The “bind” operation is what allows vSphere to access a given Virtual Volume (vVol), and this operation is issued during a power-on of a VM. This is how the vVols FAQ describes it:
When a vVol is created, it is not immediately accessible for IO. To Access vVol, vSphere needs to issue a “Bind” operation to a VASA Provider (VP), which creates IO access point for a vVol on a Protocol Endpoint (PE) chosen by a VP. A single PE can be the IO access point for multiple vVolss. “Unbind” Operation will remove this IO access point for a given vVol.
This means that when the VP is unavailable, you can’t power-on VMs at that particular time. For many storage systems that problem is mitigated by having the VP as part of their storage system itself, and of course there is the option to have multiple VPs as part of your solution, either in active/active or in active/standby configuration. In the case of VSAN for instance, each host has a VASA provider out of which one is active and others are standby, if the active fails the standby will take over automatically. So to be clear, it is up to the vendor to decide what type of availability to provide for the VP, some have decided to go for a single instance and rely on vSphere HA to restart the appliance, others have created active/standby etc.

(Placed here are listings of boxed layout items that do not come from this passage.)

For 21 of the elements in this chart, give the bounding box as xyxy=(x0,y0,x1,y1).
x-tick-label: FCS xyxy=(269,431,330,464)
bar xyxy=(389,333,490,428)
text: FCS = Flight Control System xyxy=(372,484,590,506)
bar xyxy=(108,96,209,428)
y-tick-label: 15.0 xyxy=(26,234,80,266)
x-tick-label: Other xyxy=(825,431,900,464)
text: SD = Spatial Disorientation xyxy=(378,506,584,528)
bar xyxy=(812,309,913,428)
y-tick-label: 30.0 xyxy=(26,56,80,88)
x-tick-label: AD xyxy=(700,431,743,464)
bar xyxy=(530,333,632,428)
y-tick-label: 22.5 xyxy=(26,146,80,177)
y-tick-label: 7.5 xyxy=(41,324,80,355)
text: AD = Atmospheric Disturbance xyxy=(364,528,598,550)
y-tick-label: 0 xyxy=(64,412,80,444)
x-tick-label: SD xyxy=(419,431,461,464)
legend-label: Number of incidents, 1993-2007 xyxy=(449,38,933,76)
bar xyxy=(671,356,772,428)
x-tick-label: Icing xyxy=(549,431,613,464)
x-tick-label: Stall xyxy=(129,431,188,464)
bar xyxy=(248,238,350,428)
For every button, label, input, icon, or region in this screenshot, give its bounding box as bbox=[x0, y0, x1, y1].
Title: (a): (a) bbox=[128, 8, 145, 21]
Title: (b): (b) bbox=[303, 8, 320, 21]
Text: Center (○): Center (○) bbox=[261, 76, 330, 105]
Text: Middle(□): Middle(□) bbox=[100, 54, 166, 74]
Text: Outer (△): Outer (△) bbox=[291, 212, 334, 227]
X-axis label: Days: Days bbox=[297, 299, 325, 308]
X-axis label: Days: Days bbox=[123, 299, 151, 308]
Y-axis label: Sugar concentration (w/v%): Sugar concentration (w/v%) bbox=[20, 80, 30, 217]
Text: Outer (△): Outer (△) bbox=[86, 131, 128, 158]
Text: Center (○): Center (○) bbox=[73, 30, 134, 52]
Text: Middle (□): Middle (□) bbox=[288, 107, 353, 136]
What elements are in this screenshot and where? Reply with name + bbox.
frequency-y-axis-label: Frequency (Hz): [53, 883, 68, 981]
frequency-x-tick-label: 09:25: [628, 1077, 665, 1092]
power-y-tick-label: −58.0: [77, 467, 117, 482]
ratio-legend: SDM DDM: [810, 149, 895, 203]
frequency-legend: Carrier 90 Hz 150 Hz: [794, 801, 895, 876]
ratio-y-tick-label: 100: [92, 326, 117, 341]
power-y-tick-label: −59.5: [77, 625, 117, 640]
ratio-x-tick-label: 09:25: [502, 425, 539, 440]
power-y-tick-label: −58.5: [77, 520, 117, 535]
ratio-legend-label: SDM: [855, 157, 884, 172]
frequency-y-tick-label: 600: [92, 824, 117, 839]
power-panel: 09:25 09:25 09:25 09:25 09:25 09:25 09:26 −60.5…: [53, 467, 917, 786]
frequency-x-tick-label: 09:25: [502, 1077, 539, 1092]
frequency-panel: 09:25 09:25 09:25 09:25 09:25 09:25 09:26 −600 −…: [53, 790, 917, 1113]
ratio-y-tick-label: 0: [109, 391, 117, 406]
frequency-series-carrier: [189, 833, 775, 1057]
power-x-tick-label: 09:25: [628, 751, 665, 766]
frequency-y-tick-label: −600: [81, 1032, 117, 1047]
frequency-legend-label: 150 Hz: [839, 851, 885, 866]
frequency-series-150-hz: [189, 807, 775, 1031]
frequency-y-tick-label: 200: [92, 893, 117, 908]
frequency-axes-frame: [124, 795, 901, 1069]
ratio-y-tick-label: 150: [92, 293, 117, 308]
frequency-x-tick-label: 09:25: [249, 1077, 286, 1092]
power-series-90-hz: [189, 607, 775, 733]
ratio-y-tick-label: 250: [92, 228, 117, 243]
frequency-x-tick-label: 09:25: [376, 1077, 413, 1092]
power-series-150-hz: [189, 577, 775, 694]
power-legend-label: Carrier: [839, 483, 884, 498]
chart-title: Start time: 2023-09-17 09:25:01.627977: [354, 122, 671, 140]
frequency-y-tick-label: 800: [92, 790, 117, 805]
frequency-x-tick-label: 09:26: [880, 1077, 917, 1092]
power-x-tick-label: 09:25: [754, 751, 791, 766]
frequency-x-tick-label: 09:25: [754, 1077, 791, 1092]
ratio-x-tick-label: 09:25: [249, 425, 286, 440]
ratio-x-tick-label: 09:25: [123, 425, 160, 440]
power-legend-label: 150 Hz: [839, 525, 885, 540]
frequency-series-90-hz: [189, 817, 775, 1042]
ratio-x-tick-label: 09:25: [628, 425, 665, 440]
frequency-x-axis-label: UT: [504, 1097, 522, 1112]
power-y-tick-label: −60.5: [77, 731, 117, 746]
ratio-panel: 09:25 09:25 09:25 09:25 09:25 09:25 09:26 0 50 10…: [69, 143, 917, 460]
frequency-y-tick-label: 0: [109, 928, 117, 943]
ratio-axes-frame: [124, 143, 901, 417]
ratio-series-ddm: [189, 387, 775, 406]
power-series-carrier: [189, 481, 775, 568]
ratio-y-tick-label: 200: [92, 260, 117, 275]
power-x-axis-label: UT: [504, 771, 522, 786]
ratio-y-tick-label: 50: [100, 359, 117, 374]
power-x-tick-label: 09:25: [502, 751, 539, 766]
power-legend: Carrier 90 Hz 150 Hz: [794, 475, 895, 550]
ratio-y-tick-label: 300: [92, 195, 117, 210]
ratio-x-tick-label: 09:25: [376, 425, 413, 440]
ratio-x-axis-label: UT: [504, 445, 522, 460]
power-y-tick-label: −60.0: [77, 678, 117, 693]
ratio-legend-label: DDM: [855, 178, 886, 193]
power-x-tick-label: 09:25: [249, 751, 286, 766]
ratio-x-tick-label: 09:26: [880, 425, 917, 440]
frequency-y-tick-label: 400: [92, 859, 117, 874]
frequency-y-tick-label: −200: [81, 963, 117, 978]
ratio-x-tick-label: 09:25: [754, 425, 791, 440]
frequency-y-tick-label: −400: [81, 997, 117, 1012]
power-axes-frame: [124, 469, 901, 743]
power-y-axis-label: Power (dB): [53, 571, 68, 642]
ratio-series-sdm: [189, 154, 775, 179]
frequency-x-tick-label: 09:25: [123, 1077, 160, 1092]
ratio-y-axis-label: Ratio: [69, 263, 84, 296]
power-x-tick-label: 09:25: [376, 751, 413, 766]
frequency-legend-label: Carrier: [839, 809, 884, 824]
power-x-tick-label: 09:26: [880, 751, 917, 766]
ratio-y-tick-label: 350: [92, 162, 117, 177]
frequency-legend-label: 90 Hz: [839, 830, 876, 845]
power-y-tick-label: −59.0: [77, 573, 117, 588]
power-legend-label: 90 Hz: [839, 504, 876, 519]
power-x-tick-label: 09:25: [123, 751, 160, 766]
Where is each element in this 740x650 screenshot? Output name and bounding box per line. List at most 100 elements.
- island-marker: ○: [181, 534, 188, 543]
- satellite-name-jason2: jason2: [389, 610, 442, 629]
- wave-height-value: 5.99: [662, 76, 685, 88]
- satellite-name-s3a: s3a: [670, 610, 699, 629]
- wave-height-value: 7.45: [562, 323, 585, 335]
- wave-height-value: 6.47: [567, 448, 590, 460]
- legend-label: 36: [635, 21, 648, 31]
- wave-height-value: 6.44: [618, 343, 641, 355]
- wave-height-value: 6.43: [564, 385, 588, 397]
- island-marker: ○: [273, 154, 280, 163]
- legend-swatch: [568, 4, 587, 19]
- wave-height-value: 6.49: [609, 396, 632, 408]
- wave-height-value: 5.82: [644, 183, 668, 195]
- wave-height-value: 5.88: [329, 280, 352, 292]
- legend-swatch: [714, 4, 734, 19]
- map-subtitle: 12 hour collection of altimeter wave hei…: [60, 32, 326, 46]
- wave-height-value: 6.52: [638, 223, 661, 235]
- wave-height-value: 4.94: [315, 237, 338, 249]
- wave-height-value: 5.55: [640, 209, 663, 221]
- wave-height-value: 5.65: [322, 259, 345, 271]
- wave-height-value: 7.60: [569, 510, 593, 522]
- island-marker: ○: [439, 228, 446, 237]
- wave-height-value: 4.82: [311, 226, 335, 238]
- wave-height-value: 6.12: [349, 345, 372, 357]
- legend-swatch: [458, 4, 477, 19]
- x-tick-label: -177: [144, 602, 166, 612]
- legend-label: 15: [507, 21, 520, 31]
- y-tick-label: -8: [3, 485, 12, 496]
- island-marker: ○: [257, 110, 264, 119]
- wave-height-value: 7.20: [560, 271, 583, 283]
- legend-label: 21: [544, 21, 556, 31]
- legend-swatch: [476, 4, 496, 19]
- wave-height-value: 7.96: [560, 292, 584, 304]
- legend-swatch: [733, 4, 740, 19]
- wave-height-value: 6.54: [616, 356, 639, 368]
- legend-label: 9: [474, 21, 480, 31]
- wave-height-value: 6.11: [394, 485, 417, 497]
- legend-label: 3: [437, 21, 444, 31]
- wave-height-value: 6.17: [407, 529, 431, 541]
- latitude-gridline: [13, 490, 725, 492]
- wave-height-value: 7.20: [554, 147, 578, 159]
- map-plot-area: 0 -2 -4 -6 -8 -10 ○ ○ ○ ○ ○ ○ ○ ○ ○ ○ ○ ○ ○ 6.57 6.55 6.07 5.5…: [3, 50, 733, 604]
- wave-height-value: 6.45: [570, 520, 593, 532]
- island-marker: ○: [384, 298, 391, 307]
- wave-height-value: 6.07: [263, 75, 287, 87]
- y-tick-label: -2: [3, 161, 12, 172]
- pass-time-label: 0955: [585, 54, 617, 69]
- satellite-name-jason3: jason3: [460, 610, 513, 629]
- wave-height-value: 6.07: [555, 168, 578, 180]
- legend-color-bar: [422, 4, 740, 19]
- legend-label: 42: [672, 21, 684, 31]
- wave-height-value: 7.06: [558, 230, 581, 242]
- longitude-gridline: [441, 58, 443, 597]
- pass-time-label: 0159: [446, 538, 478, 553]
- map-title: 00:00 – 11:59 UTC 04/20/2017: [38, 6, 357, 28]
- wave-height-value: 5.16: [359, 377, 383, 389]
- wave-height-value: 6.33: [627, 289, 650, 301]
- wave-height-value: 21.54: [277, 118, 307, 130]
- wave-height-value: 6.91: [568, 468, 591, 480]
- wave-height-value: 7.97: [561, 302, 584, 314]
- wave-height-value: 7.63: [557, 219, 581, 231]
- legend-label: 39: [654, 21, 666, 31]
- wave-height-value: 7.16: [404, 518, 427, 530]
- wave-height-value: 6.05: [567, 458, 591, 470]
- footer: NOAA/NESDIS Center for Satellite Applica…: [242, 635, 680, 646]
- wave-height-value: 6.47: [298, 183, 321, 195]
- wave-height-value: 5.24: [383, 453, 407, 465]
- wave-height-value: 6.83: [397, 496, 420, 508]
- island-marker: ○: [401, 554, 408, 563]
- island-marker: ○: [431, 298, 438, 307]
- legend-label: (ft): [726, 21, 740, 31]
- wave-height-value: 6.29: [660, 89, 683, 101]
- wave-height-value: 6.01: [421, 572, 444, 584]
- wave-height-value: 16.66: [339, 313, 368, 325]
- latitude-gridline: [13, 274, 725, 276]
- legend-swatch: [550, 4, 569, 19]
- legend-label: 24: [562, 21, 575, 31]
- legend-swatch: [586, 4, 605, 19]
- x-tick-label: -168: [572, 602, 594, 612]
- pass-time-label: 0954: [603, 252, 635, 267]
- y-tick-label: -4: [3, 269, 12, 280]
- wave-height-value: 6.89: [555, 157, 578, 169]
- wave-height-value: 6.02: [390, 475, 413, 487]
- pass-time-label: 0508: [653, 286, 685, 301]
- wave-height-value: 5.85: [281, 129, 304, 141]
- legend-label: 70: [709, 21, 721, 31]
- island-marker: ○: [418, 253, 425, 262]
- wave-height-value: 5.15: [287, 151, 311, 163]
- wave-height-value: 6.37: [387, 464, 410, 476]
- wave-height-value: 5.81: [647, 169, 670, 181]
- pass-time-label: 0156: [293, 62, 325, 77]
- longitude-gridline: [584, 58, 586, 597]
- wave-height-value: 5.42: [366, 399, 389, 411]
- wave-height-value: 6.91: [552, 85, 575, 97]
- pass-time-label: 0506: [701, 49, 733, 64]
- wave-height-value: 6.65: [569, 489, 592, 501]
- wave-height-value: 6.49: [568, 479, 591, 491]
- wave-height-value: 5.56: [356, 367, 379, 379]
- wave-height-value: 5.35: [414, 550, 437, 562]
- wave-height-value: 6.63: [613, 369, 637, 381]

But back to vVols, what if you own a storage system that requires an external VASA VP as a VM?
- Run your VP VMs in a management cluster, if the hosts in the “production” cluster are impacted and VMs are restarted then at least the VP VMs should be up and running in your management cluster
- Use multiple VP VMs if and when possible, if active/active or active / standby is supported make sure to run your VPs in that configuration
- Do not use vVols for the VP itself, you don’t want to have any (circular) dependency between the availability of the VP and being able to power-on the VP itself
- If there is no availability story for the VP, depending on the configuration of the appliance vSphere FT should be considered.
One more thing, if you are considering buying new storage, I think one question you definitely need to ask your vendor is what their story is around the VP. Is it a VM or is it part of the storage system itself? Is there an availability story for the VP, and if so is this “active/active” or “active/standby”? If not, what do they have on their roadmap around this? You are probably also asking yourself what VMware has planned to solve this problem, well there are a couple of things cooking and I can’t say too much about it. One important effort though is the inclusion of bind/unbind in the T10 SCSI standard, but as you can imagine, those things take time. (Which would allow us to power-on new VMs even when the VP is unavailable as it would be a SCSI command.) Until then, when you design a vVol environment, take the above into account when it comes to your Vendor Provider aka VP!